Living on an island, we know only too well the impact of winter storms on our lives but what impact do these storms have on birds, particularly sea-going birds?
In February there is the annual systematic count of dead shore birds called the “Beached Bird Survey”. It is a European wide survey giving an insight into the impact of winter storms on sea going birds. Here on Arran around twenty volunteers from the Arran Natural History Society walked the shores counting and identifying dead birds around the weekend of 21/22 February.
In February 2013 the Arran volunteers walked almost seventy kilometres of beaches and found a total of 281 dead seabirds. This works out at over four dead seabirds per kilometre. By far the largest group were Razorbill, being eighty percent of the bodies
found. The next two largest groups were Guillemot at eight percent and gulls at seven percent. These birds seemed to have died of exhaustion or starvation as a result of days of gale-force winds, which made it impossible for them to fish.
In 2013 nearly four thousand dead birds were washed up on UK coastlines. In France a total of 21,341 dead birds were found in western France by 500 volunteers working over three weekends. It was similar from Portugal to Shetland and 2013 may have been the biggest North Atlantic seabird mortality in living memory.

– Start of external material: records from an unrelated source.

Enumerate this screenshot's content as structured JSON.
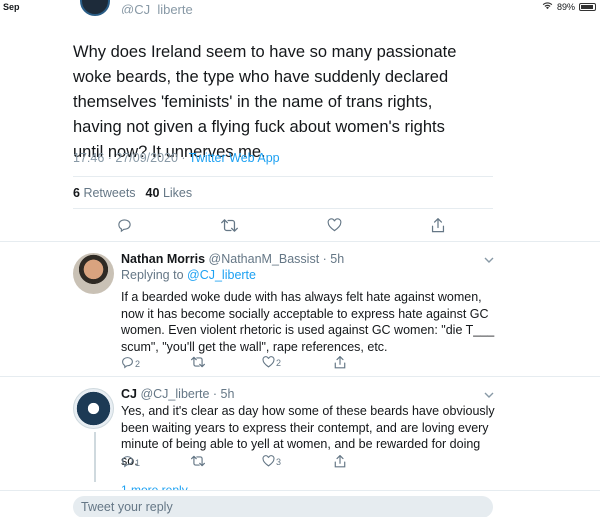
{
  "status_bar": {
    "time": "Sep",
    "battery": "89%"
  },
  "tweet": {
    "author_handle": "@CJ_liberte",
    "text": "Why does Ireland seem to have so many passionate woke beards, the type who have suddenly declared themselves 'feminists' in the name of trans rights, having not given a flying fuck about women's rights until now? It unnerves me.",
    "timestamp": "17:46 · 27/09/2020 · ",
    "source_app": "Twitter Web App",
    "retweets_count": "6",
    "retweets_label": "Retweets",
    "likes_count": "40",
    "likes_label": "Likes"
  },
  "replies": [
    {
      "name": "Nathan Morris",
      "handle_time": "@NathanM_Bassist · 5h",
      "replying_prefix": "Replying to ",
      "replying_to": "@CJ_liberte",
      "text": "If a bearded woke dude with has always felt hate against women, now it has become socially acceptable to express hate against GC women. Even violent rhetoric is used against GC women: \"die T___ scum\", \"you'll get the wall\", rape references, etc.",
      "reply_count": "2",
      "like_count": "2"
    },
    {
      "name": "CJ",
      "handle_time": "@CJ_liberte · 5h",
      "text": "Yes, and it's clear as day how some of these beards have obviously been waiting years to express their contempt, and are loving every minute of being able to yell at women, and be rewarded for doing so.",
      "reply_count": "1",
      "like_count": "3"
    }
  ],
  "more_replies": "1 more reply",
  "composer": {
    "placeholder": "Tweet your reply"
  },
  "icons": [
    "wifi-icon",
    "battery-icon",
    "reply-icon",
    "retweet-icon",
    "like-icon",
    "share-icon",
    "chevron-down-icon"
  ],
  "colors": {
    "link": "#1da1f2",
    "muted": "#657786",
    "divider": "#e6ecf0"
  }
}
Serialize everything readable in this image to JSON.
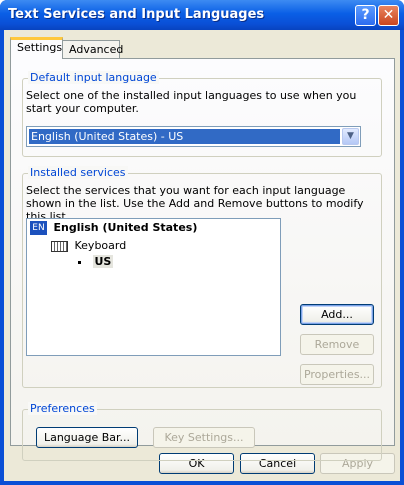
{
  "window": {
    "title": "Text Services and Input Languages",
    "help_label": "?",
    "close_label": "✕"
  },
  "tabs": [
    {
      "label": "Settings"
    },
    {
      "label": "Advanced"
    }
  ],
  "default_input": {
    "legend": "Default input language",
    "description": "Select one of the installed input languages to use when you start your computer.",
    "selected": "English (United States) - US",
    "arrow": "▼"
  },
  "installed": {
    "legend": "Installed services",
    "description": "Select the services that you want for each input language shown in the list. Use the Add and Remove buttons to modify this list.",
    "tree": {
      "language_code": "EN",
      "language": "English (United States)",
      "category": "Keyboard",
      "layout": "US"
    },
    "add_label": "Add...",
    "remove_label": "Remove",
    "properties_label": "Properties..."
  },
  "preferences": {
    "legend": "Preferences",
    "language_bar_label": "Language Bar...",
    "key_settings_label": "Key Settings..."
  },
  "footer": {
    "ok_label": "OK",
    "cancel_label": "Cancel",
    "apply_label": "Apply"
  },
  "colors": {
    "title_bar": "#0a4fd6",
    "legend_text": "#0046d5",
    "selection": "#316ac5"
  }
}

By contrast this year, the figure from Arran was not 281 as it had been in 2013 but four, all gulls. Why the marked difference? It may have been that last winter there were prolonged strong gales and high seas in the birds' feeding areas. Hence numbers of birds died through being unable to forage in the sea. This year the gales may have been fewer and shorter. The birds know how to find shelter in bays and around islands. The seabirds can last a few days in stormy weather no problem. It's when it goes on and on, as it did last winter, that they have problems as they did last winter but not this winter.